VMworld 2011 is all about how VMware is bringing about the architecture of the future by driving virtualization into the deepest core of computing. Thompson believes that VMware has been a thought leader when it comes to virtualization, in fact the economics surrounding virtualization are proving to be true; VMware was certainly a leader in the x86 space, but now it’s spreading across the entire stack. While the concept of virtualization isn’t new, having it applied to all those tiers is in fact a new phenomenon. This poses a new set of challenges for customers.

The result: networking infrastructures continue to get more complex and obfuscated under arcane and multipart systems that are simply crying out for a holistic approach to understanding what’s happening under the hood. Virtual Instruments delivers the suite of tools to dive into these systems and provide deep probes into fiber infrastructures to find problems and allow solutions and planning companies to make the networks more efficient. Also, having better situational awareness means that companies can get ahead of potential future problems before they happen.

Virtual Instruments has a heritage as a SAN optimization company but they’ve grown beyond that into delivering solutions for monitoring the end-to-end transaction performance for entire systems from servers, to storage arrays, to I/O fabric, and attempt to untangle the skein of workloads and efficiency to get granular latency level performance insight. This makes Thompson’s corporation extremely unique and highly valuable to the industry.

The epic story of PayPal and Virtual Instruments: No more outages

When asked to relay the story of a particular customer, Tompson regaled Furrier with the tale of PayPal. As an Internet financial institution, PayPal is directly tied to performance and availability as part of its business model—after all, if a customer encounters a failure, they have a huge number of competitors and rivals to turn to. As a result, PayPal can easily translate availability problems directly into value.

Prior to Virtual Instruments, Thompson said, PayPal suffered perhaps two outages a year; since Virtual Instruments, PayPal has seen virtually none at all. This can be tied directly back to Virtual Instruments’s assistance in understanding the bottlenecks and potential issues across the Internet financial institution’s networks.

At the end of the day, he points out, Virtual Instruments is a monitoring company: it doesn’t do planning, doesn’t do design or development, and just provides the tools to understand and demystify the inner engine of networks so that other companies (of which there are many) to bring better solutions and affect change. Virtual Instruments is happy where they’re focused right now and there’s no need to dilute that focus by becoming a management tool.

Coming from a heritage of SAN optimization into a real solution within the virtualization phenomenon

In the early days of Virtual Instrument’s existence they showed up on the doorstep of any company who had obvious uptime problems; since then, the market has become more aware of VI’s technology and now they offer SAN assessments of people who haven’t yet seen giant issues. This allows companies to see where Virtual Instruments could be valuable in proactive defense against their SAN suffering an outage or approaching an outage.
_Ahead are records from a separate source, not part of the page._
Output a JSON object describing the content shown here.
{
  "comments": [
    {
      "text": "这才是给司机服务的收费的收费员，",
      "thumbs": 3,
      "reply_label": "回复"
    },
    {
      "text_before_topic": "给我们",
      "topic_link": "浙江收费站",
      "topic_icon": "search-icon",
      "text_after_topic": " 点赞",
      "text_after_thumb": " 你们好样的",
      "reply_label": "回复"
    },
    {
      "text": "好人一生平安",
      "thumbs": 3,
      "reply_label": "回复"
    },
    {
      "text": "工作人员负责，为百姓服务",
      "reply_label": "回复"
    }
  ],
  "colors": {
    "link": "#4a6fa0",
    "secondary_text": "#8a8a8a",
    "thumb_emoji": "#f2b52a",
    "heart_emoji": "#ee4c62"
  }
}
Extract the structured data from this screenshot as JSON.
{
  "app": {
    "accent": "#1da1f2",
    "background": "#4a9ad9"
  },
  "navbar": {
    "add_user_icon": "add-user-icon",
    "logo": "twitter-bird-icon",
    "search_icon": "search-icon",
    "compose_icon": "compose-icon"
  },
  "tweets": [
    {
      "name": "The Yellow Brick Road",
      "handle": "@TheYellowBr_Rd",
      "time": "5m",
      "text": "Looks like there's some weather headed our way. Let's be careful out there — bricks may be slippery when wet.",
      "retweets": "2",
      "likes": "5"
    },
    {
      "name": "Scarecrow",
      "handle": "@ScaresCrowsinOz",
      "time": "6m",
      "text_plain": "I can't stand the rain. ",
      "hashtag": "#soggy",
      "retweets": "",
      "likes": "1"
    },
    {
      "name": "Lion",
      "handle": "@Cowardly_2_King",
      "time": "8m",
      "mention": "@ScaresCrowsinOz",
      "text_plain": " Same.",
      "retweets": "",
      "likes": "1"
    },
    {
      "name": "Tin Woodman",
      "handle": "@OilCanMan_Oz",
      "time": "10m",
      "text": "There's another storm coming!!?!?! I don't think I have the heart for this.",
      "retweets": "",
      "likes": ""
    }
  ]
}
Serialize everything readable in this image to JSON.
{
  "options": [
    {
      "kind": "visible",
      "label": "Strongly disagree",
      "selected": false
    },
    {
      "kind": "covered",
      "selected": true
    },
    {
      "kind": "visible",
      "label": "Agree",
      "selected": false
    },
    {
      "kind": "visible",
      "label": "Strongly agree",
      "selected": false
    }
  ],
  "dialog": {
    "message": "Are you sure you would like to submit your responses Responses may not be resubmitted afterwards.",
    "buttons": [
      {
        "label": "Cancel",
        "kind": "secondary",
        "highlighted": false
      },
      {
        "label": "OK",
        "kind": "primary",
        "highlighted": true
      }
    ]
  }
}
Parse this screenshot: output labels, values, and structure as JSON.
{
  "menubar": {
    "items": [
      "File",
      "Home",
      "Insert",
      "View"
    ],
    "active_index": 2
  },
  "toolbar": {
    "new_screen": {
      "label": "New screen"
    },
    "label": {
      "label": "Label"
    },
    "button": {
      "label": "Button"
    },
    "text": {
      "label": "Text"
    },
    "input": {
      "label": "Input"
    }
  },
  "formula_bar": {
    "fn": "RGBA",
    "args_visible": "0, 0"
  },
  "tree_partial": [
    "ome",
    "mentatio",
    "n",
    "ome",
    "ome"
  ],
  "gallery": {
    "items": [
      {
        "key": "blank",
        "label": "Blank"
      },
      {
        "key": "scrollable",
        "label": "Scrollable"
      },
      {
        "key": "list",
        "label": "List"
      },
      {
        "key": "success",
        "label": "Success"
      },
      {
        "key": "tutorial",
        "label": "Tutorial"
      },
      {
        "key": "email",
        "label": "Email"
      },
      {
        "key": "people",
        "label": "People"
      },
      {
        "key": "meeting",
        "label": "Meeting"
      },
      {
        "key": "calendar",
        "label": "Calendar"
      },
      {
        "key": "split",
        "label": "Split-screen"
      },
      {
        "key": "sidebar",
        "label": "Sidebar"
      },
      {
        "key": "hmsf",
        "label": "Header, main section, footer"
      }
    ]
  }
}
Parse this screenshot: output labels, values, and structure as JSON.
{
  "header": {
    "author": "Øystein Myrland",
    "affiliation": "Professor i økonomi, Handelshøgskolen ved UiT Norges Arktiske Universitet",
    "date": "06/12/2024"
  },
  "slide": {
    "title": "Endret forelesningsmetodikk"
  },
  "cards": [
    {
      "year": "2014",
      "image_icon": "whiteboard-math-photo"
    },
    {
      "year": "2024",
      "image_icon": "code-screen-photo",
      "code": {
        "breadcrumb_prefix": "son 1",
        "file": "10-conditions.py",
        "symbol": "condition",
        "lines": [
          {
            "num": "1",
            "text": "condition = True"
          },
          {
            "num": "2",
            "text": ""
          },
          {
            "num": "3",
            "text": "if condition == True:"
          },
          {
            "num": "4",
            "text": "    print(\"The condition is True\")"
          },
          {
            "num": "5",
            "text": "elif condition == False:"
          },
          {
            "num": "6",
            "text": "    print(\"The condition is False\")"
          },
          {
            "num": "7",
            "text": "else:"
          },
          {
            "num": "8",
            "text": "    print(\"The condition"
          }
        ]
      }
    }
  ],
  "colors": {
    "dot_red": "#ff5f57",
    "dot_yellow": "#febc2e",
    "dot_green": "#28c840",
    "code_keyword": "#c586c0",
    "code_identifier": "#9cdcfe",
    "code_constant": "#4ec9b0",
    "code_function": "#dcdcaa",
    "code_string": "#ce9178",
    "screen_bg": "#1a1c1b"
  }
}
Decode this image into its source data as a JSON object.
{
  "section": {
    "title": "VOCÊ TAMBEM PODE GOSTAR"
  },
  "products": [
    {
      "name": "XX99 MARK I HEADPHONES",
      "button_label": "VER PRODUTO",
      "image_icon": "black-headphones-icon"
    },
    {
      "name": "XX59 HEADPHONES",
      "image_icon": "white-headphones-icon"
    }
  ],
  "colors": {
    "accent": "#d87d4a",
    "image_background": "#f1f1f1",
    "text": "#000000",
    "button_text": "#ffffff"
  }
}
Today Virtual Instruments has 140 employees, and Thompson believes that they have only barely scratched the surface of the virtual infrastructure optimization and management interfaces.

With the exponential growth of the ecosystem of virtualization, the deep impact of VMware across the entire stack, he sees Virtual Instruments growing along with this phenomenon and he expects it to “catch more wind in its sails” as people discover that using Virtual Instruments technology will save them a lot of pain and discomfort as they move into the virtualization space.